The mission of this talk is to find two general q-operational equations together with the expansion issue of the bivariate q-Laguerre polynomials from the perspective of q-partial differential equations. We also give some applications including some q-Hardy--Hille type formulas and the generalized Askey--Wilson polynomials. In addition, we present the Rogers-type formulas and the U(n+1)-type generating functions for the bivariate q-Laguerre polynomials by the technique based upon q-operational equations.

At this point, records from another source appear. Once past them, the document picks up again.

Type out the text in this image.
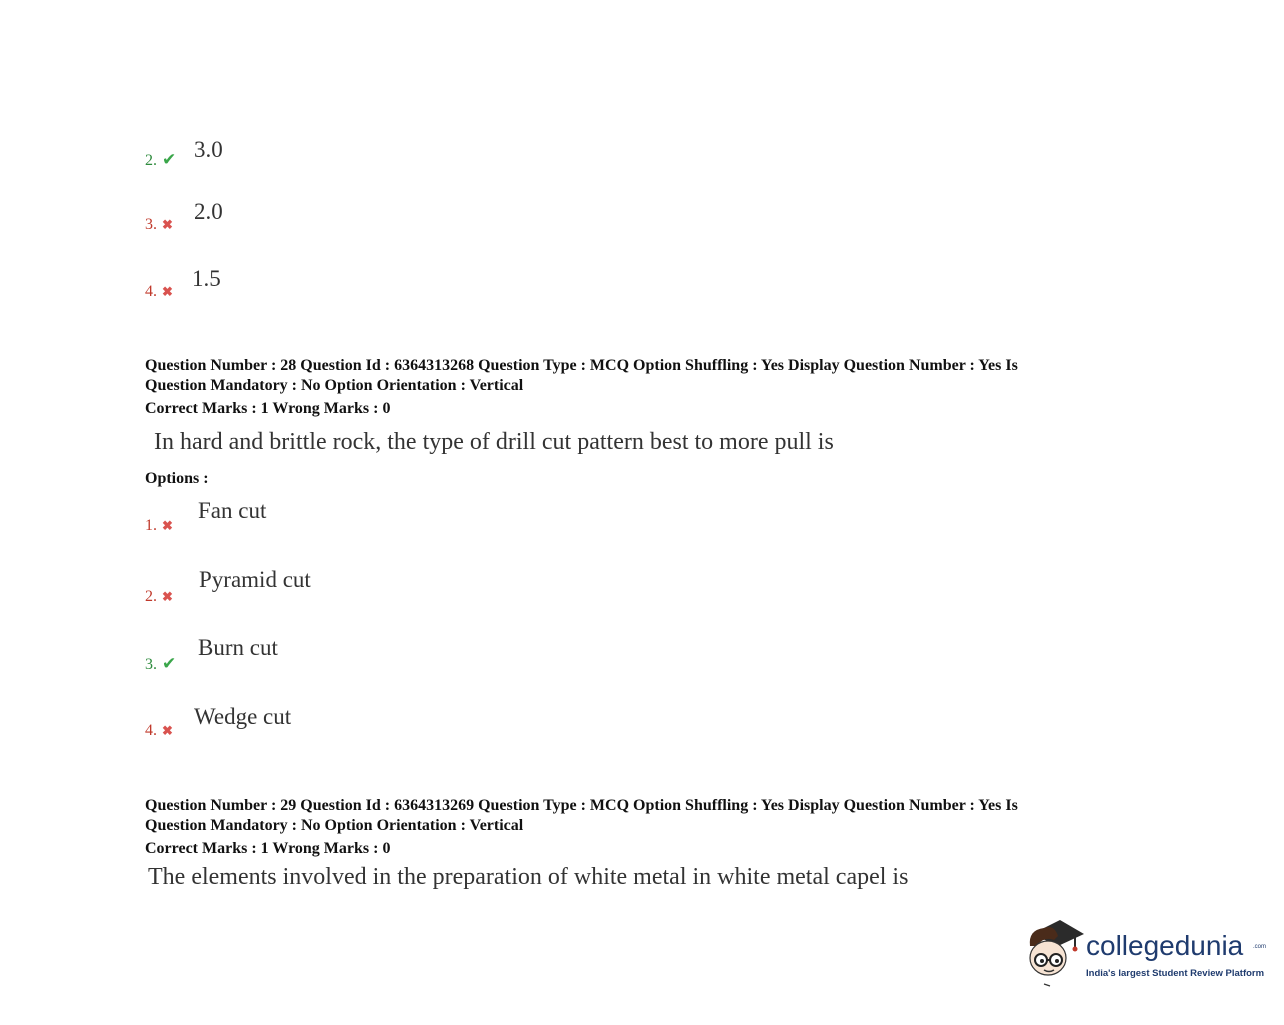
2. ✔ 3.0
3. ✖
2.0
4. ✖
1.5
Question Number : 28 Question Id : 6364313268 Question Type : MCQ Option Shuffling : Yes Display Question Number : Yes Is
Question Mandatory : No Option Orientation : Vertical
Correct Marks : 1 Wrong Marks : 0
In hard and brittle rock, the type of drill cut pattern best to more pull is
Options :
1. ✖
Fan cut
2. ✖
Pyramid cut
3. ✔
Burn cut
4. ✖
Wedge cut
Question Number : 29 Question Id : 6364313269 Question Type : MCQ Option Shuffling : Yes Display Question Number : Yes Is
Question Mandatory : No Option Orientation : Vertical
Correct Marks : 1 Wrong Marks : 0
The elements involved in the preparation of white metal in white metal capel is
collegedunia .com
India's largest Student Review Platform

Moreover, we derive a new generalized Andrews--Askey integral and a new transformation identity involving the bivariate q-Laguerre polynomials by applying q-operational equations. Finally, we find general q-operational equations and q-partial differential equations for the generalized Askey--Wilson polynomials and give some applications.

曹健，杭州师范大学教授，硕士生导师，从事组合数学与特殊函数领域的研究，主持国家及浙江省基金等多项，已在本领域(Trans. London Math. Soc.、Stud. Appl. Math.、Adv. Appl. Math.等)重要学术刊物上以独立或通讯作者发表40余篇SCI论文，入选杭州市属高校中青年学术带头人、杭州市“131”人才等，多次在全国组合数学与图论、海峡两岸图论与组合数学、英国肯特大学及伦敦大学学院等国内外学术会议上作报告。